In his book, I am right, you are wrong, Dr Edward de Bono, defines this way of thinking the ‘rock logic’ of Western thought. Rock logic is based on rigid categories, absolutes, argument and adversarial point scoring. In other words we want to convince others of our rightness. We want to win. We want to win the war.
That way of thinking led to the death of Jesus. It also leads to the death of relationships. Relationships between generations. Between spouses. Between friends. “I am right” is at the heart of just about every argument and conflict in the history of the world.
The Pharisees and some of the teachers of the law who had come from Jerusalem gathered around Jesus 2 and saw some of his disciples eating food with hands that were defiled, that is, unwashed. 3 (The Pharisees and all the Jews do not eat unless they give their hands a ceremonial washing, holding to the tradition of the elders. 4 When they come from the marketplace they do not eat unless they wash.
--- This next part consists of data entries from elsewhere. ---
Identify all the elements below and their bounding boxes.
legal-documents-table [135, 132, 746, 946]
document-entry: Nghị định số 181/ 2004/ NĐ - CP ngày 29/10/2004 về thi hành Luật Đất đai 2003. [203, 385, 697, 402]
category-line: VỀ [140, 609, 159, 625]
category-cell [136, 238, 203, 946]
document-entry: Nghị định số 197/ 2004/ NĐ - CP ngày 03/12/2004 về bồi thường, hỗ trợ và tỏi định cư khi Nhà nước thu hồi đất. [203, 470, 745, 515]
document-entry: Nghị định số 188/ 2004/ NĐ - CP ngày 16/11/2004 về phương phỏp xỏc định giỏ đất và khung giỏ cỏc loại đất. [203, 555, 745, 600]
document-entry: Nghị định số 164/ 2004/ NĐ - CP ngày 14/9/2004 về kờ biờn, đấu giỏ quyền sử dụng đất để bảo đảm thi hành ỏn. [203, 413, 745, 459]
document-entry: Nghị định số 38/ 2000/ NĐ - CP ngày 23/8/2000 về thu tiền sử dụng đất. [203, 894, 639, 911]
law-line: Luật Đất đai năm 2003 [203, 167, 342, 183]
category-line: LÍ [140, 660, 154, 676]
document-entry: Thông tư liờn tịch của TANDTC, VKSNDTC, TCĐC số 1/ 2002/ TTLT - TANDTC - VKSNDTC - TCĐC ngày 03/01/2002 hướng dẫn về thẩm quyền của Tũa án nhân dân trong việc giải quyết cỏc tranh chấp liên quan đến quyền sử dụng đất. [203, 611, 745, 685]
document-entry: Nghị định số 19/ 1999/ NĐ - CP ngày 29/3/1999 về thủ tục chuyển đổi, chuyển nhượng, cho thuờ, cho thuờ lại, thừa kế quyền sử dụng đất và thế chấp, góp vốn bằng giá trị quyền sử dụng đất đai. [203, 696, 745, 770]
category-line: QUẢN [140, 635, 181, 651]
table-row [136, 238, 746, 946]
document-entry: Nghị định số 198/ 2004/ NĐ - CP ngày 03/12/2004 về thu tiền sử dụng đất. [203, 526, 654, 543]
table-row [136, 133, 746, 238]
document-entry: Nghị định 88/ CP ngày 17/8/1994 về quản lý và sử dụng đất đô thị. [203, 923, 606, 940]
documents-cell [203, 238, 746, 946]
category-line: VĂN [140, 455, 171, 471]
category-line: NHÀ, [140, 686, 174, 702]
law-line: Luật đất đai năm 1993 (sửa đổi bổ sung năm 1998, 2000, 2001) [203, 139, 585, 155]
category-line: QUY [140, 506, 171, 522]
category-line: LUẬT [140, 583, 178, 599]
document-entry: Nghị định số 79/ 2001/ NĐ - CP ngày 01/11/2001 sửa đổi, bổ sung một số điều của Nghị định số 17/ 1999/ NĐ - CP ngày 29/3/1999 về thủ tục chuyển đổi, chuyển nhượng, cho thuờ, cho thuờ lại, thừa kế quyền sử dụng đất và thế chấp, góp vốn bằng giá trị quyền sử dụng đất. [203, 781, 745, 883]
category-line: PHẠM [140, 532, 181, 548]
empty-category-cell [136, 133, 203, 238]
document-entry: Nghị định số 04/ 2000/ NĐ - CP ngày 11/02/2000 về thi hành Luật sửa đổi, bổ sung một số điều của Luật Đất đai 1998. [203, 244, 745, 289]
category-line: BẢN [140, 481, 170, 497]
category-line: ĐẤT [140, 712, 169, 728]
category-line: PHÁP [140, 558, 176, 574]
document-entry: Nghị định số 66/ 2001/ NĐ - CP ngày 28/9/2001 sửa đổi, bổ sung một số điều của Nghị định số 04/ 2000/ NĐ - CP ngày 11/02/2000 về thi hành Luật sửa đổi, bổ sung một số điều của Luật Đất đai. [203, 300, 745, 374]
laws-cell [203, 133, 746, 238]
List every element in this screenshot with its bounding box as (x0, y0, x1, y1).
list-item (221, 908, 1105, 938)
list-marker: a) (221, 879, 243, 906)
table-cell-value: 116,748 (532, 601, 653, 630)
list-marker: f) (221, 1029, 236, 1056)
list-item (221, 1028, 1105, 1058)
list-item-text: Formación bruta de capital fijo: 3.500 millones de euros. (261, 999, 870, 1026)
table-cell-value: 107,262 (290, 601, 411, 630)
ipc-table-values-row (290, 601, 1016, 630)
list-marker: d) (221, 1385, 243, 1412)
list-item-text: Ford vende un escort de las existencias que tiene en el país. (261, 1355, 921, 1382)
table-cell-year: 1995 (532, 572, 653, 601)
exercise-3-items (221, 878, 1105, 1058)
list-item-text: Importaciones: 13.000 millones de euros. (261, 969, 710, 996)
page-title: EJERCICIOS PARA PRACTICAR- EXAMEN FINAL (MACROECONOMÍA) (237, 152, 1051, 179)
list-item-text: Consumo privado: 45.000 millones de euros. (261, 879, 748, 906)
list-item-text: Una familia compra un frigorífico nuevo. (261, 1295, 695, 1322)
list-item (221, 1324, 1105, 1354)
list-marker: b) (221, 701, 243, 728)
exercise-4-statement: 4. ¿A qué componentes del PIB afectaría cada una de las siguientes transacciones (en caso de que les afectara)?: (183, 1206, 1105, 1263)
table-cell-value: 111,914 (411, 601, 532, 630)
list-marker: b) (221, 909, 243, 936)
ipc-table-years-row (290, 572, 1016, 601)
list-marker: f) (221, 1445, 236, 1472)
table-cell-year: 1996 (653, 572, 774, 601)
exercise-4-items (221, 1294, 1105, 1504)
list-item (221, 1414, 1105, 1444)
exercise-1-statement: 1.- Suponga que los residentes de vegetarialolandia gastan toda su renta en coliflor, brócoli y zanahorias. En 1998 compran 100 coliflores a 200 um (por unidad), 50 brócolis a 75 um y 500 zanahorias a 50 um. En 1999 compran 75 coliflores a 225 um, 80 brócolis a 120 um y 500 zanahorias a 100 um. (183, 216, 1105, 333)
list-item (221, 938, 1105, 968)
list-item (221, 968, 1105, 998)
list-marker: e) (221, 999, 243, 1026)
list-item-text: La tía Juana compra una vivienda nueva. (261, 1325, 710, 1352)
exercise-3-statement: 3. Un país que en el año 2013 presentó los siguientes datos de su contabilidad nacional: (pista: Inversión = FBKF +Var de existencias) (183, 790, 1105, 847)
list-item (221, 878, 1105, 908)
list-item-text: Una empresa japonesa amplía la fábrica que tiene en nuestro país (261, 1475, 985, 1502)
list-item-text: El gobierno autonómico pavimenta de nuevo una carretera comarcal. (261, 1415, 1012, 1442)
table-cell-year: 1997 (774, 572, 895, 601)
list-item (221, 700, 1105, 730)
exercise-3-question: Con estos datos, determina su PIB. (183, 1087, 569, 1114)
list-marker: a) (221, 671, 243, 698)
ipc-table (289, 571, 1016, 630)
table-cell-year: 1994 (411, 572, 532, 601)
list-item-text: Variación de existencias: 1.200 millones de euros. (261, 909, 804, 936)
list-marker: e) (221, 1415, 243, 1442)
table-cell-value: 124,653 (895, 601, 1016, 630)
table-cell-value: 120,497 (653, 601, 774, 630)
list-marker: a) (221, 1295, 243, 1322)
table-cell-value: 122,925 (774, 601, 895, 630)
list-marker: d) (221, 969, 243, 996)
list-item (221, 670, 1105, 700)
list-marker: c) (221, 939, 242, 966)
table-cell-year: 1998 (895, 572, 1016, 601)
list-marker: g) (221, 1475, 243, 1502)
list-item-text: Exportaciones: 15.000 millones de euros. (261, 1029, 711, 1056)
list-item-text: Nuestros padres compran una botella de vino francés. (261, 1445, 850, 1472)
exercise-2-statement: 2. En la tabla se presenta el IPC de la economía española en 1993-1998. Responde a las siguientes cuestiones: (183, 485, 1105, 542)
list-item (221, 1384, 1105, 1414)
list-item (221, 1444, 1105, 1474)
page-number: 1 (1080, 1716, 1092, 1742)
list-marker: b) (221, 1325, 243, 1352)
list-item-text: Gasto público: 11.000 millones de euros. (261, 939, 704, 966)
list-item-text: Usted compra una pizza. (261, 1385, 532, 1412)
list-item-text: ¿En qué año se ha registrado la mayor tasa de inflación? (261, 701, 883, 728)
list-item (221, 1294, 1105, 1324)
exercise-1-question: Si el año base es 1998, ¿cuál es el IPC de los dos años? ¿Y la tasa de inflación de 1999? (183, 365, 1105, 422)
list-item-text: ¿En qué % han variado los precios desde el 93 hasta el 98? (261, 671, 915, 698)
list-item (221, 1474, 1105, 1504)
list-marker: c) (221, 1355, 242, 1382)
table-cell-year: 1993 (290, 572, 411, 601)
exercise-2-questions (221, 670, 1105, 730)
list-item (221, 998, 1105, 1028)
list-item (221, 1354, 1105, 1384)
And they observe many other traditions, such as the washing of cups, pitchers and kettles.[a])5 So the Pharisees and teachers of the law asked Jesus, “Why don’t your disciples live according to the tradition of the elders instead of eating their food with defiled hands?”Mark 7
The world is clearly split in two camps. On the one side you have the hand sanitizer people. You know the ones who always keep hand sanitizer in their purse or their glove box. On the other side is the “5 second rule people.” You know the five second rule, right. If food falls on the ground it’s okay to eat it if you pick it up within 5 seconds.
6 He replied, “Isaiah was right when he prophesied about you hypocrites; as it is written: “‘These people honor me with their lips, but their hearts are far from me. 7 They worship me in vain; their teachings are merely human rules.’[b] 8 You have let go of the commands of God and are holding on to human traditions.” Mark 7
The story of God in this world is this. God is right, and we are wrong. God is holy and we are not. He could, by all rights, hold us to that. He could simply tell us, “I’m right. You’re not worthy. You can pay for your own mistakes.” But he didn’t do that. Instead of punishing us for all of our mistakes he turned the tables. He took on our punishment in the form of his son Jesus.
I want you to see life from their perspective
I want you to love people despite their mistakes
I want you to love people with dirty hands.
I heard a quote this last week that got my attention. Bob Goff put it like this. What if we stopped holding people accountable & started holding people closely.